Smiling. “That’s the whole of it, sir.”

I said, “You’ve been through a lot.”

“My other girls are doing well. May I pour you more coffee?”

“Laura, too, now it’s a hat trick,” said Milo.

I’d pulled up to the station just as he stepped out the front door and began walking.

“All this exercise,” I said. “I’m starting to worry about you.”

“Afternoon constitutional at a non-aerobic pace,” he said. “Walls tend to close in when I’m feeling useless. You probably jogged five miles this morning.”

We passed the same houses and apartments. This time the sky stayed gray and the air was soupy and lazy.

He said, “Airport cops found the Vanders’ Lexus in the LAX longterm lot, but we can’t find evidence Huck flew anywhere.”

“Oldest trick in the book.”

“Young Moses and I have been canvassing nearby hotels and motels anyway. Same for fancy places from S.F. to Santa Barbara, looking for the Vanders. We also tried private charters. Zippo on all counts. This is smelling like a wild man on a rampage and he’s long gone.”

“Four sadistic sexual murders, playing with the bones of three victims,” I said. “Then Duboff, then the Vanders? Hard to see a theme there.”

“Does there need to be?” he said. “That asshole in Kansas killed women, men, kids, whoever he found in the house. Same for Ramirez, Zodiac, blah blah blah.”

“In those cases the males were collateral damage.”
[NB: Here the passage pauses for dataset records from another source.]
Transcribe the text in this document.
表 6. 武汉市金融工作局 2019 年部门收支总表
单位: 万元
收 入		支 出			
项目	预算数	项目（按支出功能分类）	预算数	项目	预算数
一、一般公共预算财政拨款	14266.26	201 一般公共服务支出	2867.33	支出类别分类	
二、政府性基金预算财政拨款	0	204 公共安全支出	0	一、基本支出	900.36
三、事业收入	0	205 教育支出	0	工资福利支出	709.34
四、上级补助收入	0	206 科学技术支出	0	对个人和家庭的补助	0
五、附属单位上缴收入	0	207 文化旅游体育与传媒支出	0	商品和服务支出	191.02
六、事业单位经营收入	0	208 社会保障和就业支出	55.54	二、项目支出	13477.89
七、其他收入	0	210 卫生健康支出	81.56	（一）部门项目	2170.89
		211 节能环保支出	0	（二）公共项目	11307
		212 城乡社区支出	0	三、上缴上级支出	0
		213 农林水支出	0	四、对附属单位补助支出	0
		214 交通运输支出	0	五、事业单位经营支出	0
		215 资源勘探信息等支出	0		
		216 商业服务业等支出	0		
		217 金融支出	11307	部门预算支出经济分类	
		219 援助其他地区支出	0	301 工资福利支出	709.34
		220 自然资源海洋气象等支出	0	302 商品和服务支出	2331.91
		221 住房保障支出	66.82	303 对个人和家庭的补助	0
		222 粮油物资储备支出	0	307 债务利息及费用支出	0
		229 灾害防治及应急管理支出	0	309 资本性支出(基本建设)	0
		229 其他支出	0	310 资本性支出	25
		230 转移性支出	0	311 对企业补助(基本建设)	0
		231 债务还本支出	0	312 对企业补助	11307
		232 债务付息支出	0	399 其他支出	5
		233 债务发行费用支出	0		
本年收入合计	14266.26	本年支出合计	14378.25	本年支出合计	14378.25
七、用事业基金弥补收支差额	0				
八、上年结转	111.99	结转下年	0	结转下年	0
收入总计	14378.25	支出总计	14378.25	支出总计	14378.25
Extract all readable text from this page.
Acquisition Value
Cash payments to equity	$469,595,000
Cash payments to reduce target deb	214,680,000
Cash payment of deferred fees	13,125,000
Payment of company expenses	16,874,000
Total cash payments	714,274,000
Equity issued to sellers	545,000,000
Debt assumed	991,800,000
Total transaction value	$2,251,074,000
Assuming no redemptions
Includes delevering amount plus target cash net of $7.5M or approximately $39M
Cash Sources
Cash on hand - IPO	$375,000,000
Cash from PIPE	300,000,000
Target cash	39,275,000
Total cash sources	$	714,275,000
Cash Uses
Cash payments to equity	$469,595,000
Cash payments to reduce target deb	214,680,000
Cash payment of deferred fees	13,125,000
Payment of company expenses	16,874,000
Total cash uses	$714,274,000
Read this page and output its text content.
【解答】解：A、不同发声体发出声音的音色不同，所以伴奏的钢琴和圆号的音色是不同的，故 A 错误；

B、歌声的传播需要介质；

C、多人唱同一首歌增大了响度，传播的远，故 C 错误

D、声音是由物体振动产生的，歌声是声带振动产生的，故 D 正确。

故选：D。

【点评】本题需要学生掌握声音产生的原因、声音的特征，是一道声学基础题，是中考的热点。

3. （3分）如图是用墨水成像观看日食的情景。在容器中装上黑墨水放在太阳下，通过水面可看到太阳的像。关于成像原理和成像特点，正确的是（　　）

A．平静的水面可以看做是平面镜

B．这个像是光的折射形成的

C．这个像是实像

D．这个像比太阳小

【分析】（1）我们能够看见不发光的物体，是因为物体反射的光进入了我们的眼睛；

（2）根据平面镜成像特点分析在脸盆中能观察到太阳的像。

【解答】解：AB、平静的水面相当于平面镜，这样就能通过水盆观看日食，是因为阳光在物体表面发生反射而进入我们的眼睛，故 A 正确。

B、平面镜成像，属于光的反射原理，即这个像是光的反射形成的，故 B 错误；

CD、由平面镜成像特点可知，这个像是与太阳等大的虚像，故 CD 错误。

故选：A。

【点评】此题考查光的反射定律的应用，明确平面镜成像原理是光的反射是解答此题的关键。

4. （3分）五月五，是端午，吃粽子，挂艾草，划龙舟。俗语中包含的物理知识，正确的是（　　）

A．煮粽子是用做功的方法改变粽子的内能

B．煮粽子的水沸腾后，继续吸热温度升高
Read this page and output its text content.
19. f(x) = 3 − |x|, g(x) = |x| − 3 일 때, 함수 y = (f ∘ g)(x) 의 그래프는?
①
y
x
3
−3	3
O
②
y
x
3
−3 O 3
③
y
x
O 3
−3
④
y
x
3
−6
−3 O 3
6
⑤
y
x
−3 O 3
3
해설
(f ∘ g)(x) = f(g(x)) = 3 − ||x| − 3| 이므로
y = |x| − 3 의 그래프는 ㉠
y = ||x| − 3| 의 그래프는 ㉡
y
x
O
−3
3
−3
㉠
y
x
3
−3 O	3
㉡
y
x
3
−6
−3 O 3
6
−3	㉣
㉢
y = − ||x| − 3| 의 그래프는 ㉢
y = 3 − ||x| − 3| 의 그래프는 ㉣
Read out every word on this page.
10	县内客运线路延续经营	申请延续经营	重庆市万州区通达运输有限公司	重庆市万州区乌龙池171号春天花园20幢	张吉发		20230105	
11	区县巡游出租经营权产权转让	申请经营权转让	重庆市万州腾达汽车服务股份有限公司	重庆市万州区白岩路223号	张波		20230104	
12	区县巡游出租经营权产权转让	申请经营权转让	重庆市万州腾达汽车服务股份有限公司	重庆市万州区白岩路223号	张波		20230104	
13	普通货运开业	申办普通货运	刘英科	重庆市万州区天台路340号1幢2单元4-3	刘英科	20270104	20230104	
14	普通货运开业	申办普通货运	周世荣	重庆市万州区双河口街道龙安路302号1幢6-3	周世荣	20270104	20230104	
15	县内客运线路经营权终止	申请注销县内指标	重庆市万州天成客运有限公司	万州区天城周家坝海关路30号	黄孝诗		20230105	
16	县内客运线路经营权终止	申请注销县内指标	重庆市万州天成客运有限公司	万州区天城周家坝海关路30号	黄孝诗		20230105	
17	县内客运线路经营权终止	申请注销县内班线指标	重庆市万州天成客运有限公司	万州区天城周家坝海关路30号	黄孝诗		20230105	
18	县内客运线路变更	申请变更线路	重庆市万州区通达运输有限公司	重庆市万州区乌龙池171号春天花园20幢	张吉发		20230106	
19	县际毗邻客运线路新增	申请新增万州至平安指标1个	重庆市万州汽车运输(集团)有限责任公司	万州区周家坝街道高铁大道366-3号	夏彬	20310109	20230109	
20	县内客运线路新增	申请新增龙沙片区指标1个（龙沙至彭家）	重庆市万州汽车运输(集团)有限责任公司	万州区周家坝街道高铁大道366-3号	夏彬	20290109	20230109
“The same could be true here. How about this for a theoretical: Huck works for the Vanders for three years, develops a letch for Nadine. Before he can have his way with her, he needs to get rid of Hubby and Kid.”

“He manages to get them back from Asia?”

“He lied about something that got them back. These guys, it’s all about control, right? Can you think of a better power trip than moving rich folk around like chess pieces? We come nosing around about Selena, he figures it’s only a matter of time, so he splits.”